Harris's List of Covent-Garden Ladies
By:
Published on 1789 by
This Book was ranked 3 by Google Books for keyword ladies.
Our Ladies of Darkness
By:"Joseph Andriano"
Published on 1993 by Penn State Press
Our Ladies of Darkness opens with a question raised by Nathaniel Hawthorne in his 1835 sketch &\
This Book was ranked 31 by Google Books for keyword ladies.
Diaries of Court Ladies of Old Japan
By:"Annie Shepley Omori","土居光知","Murasaki Shikibu","Izumi Shikibu"
Published on 1920 by Boston ; New York : Houghton Mifflin Company
This Book was ranked 39 by Google Books for keyword ladies.
The Learned Ladies
By:"Molière","Richard Wilbur"
Published on 1977 by Dramatists Play Service Inc
THE STORY: Clitandre seeks the hand of Henriette, a match heartily approved of by her father, Chrysale. However, his wife, Philaminte, has other plans for her younger daughter--namely marriage to Trissotin, a foppish wit who panders to Philaminte's
This Book was ranked 38 by Google Books for keyword ladies.
The Bridge Ladies
By:"Betsy Lerner"
Published on 2016-05-03 by HarperCollins
A fifty-year-old Bridge game provides an unexpected way to cross the generational divide between a daughter and her mother. Betsy Lerner takes us on a powerfully personal literary journey, where we learn a little about Bridge and a lot about life. After a lifetime defining herself in contrast to her mother’s “don’t ask, don’t tell” generation, Lerner finds herself back in her childhood home, not five miles from the mother she spent decades avoiding.
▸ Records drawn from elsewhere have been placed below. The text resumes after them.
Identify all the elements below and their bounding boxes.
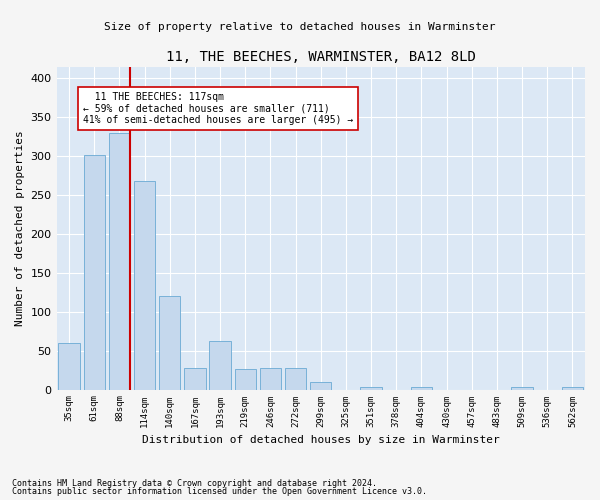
Bar: [260, 368, 281, 390]
Bar: [209, 340, 231, 390]
Y-axis label: Number of detached properties: Number of detached properties: [15, 130, 25, 326]
Bar: [159, 296, 181, 390]
Text: Contains HM Land Registry data © Crown copyright and database right 2024.: Contains HM Land Registry data © Crown c…: [12, 478, 377, 488]
Bar: [109, 132, 130, 390]
Text: Size of property relative to detached houses in Warminster: Size of property relative to detached ho…: [104, 22, 496, 32]
Bar: [235, 368, 256, 390]
Bar: [134, 181, 155, 390]
Title: 11, THE BEECHES, WARMINSTER, BA12 8LD: 11, THE BEECHES, WARMINSTER, BA12 8LD: [166, 50, 476, 64]
Bar: [411, 387, 432, 390]
Bar: [361, 387, 382, 390]
Bar: [511, 387, 533, 390]
Bar: [184, 368, 206, 390]
Text: 11 THE BEECHES: 117sqm  
← 59% of detached houses are smaller (711)
41% of semi-: 11 THE BEECHES: 117sqm ← 59% of detached…: [83, 92, 353, 126]
Bar: [310, 382, 331, 390]
Bar: [58, 343, 80, 390]
Bar: [562, 387, 583, 390]
Text: Contains public sector information licensed under the Open Government Licence v3: Contains public sector information licen…: [12, 487, 427, 496]
Bar: [83, 154, 105, 390]
X-axis label: Distribution of detached houses by size in Warminster: Distribution of detached houses by size …: [142, 435, 500, 445]
Bar: [285, 368, 307, 390]
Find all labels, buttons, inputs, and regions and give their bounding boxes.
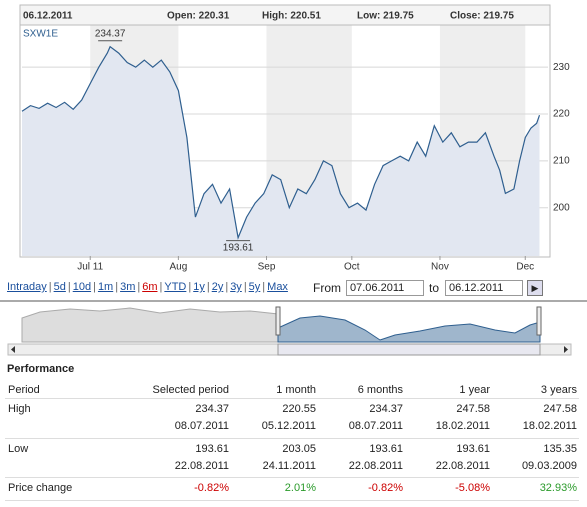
to-label: to	[429, 281, 440, 295]
table-cell: 09.03.2009	[521, 460, 577, 472]
y-tick-label: 220	[553, 109, 570, 120]
navigator-handle[interactable]	[275, 306, 281, 336]
column-header: 1 month	[276, 384, 316, 396]
separator: |	[188, 281, 192, 293]
plot	[21, 45, 548, 257]
header-open: Open: 220.31	[167, 11, 230, 22]
column-header: Selected period	[152, 384, 229, 396]
table-cell: 247.58	[543, 403, 577, 415]
table-cell: 32.93%	[539, 482, 577, 494]
column-header: Period	[8, 384, 40, 396]
navigator-handle[interactable]	[536, 306, 542, 336]
row-separator	[5, 500, 579, 501]
range-link[interactable]: 5y	[248, 281, 261, 293]
separator: |	[159, 281, 163, 293]
x-tick-label: Sep	[258, 262, 276, 273]
table-cell: 193.61	[195, 443, 229, 455]
table-cell: -0.82%	[368, 482, 403, 494]
range-link[interactable]: Intraday	[7, 281, 47, 293]
max-label: 234.37	[95, 28, 126, 39]
range-link[interactable]: 3y	[230, 281, 242, 293]
y-tick-label: 200	[553, 202, 570, 213]
range-link[interactable]: 2y	[211, 281, 224, 293]
table-cell: Price change	[8, 482, 73, 494]
header-bar	[19, 4, 551, 26]
go-button[interactable]: ▶	[527, 280, 543, 296]
x-tick-label: Dec	[516, 262, 534, 273]
separator: |	[206, 281, 210, 293]
x-tick-label: Aug	[169, 262, 187, 273]
column-header: 3 years	[540, 384, 577, 396]
header-close: Close: 219.75	[450, 11, 514, 22]
separator: |	[67, 281, 71, 293]
table-cell: 22.08.2011	[174, 460, 229, 472]
table-cell: 18.02.2011	[522, 420, 577, 432]
header-low: Low: 219.75	[357, 11, 414, 22]
scroll-right[interactable]	[564, 346, 568, 353]
table-cell: 05.12.2011	[261, 420, 316, 432]
table-cell: -5.08%	[455, 482, 490, 494]
separator: |	[115, 281, 119, 293]
table-cell: 193.61	[369, 443, 403, 455]
table-cell: 193.61	[456, 443, 490, 455]
row-separator	[5, 438, 579, 439]
range-link[interactable]: YTD	[164, 281, 187, 293]
scrollbar-thumb[interactable]	[277, 343, 541, 356]
separator: |	[48, 281, 52, 293]
from-input[interactable]: 07.06.2011	[346, 280, 424, 296]
row-separator	[5, 477, 579, 478]
y-tick-label: 210	[553, 156, 570, 167]
range-link[interactable]: 1m	[97, 281, 114, 293]
x-tick-label: Jul 11	[77, 262, 103, 273]
table-cell: 203.05	[282, 443, 316, 455]
to-input[interactable]: 06.12.2011	[445, 280, 523, 296]
table-cell: 22.08.2011	[348, 460, 403, 472]
header-date: 06.12.2011	[23, 11, 73, 22]
table-cell: 08.07.2011	[174, 420, 229, 432]
table-cell: 08.07.2011	[348, 420, 403, 432]
separator: |	[262, 281, 266, 293]
separator: |	[137, 281, 141, 293]
series-name: SXW1E	[23, 29, 58, 40]
navigator-selection	[277, 315, 541, 343]
range-link[interactable]: 5d	[53, 281, 66, 293]
table-cell: -0.82%	[194, 482, 229, 494]
table-cell: 234.37	[195, 403, 229, 415]
header-high: High: 220.51	[262, 11, 321, 22]
row-separator	[5, 398, 579, 399]
range-links: Intraday | 5d | 10d | 1m | 3m | 6m | YTD | 1y | 2y | 3y | 5y…	[7, 281, 288, 293]
table-cell: 18.02.2011	[435, 420, 490, 432]
range-link[interactable]: 6m	[142, 281, 158, 293]
table-cell: High	[8, 403, 31, 415]
y-tick-label: 230	[553, 62, 570, 73]
navigator-history	[21, 307, 279, 343]
column-header: 1 year	[459, 384, 490, 396]
table-cell: 2.01%	[284, 482, 316, 494]
line	[21, 45, 541, 240]
table-cell: 22.08.2011	[435, 460, 490, 472]
separator: |	[243, 281, 247, 293]
from-label: From	[313, 281, 341, 295]
min-label: 193.61	[223, 242, 254, 253]
range-link[interactable]: Max	[267, 281, 288, 293]
x-tick-label: Nov	[431, 262, 449, 273]
area	[22, 46, 540, 257]
column-header: 6 months	[357, 384, 403, 396]
range-link[interactable]: 3m	[120, 281, 136, 293]
table-cell: 24.11.2011	[262, 460, 316, 472]
scroll-left[interactable]	[11, 346, 15, 353]
x-tick-label: Oct	[344, 262, 360, 273]
range-link[interactable]: 1y	[193, 281, 205, 293]
table-cell: 220.55	[282, 403, 316, 415]
performance-title: Performance	[7, 363, 75, 375]
table-cell: Low	[8, 443, 29, 455]
table-cell: 234.37	[369, 403, 403, 415]
separator: |	[225, 281, 229, 293]
table-cell: 247.58	[456, 403, 490, 415]
separator: |	[93, 281, 96, 293]
range-link[interactable]: 10d	[72, 281, 92, 293]
table-cell: 135.35	[543, 443, 577, 455]
chart: 06.12.2011 Open: 220.31 High: 220.51 Low…	[0, 4, 587, 356]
When Roz needs help after surgery, it falls to Betsy to take care of her. She expected a week of tense civility; what she got instead were the Bridge Ladies. Impressed by their loyalty, she saw something her generation lacked. Facebook was great, but it wouldn’t deliver a pot roast. Tentatively at first, Betsy becomes a regular at her mother’s Monday Bridge club. Through her friendships with the ladies, she is finally able to face years of misunderstandings and family tragedy, the Bridge table becoming the common ground she and Roz never had. By turns darkly funny and deeply moving, The Bridge Ladies is the unforgettable story of a hard-won—but never-too-late—bond between mother and daughter.
This Book was ranked 2 by Google Books for keyword ladies.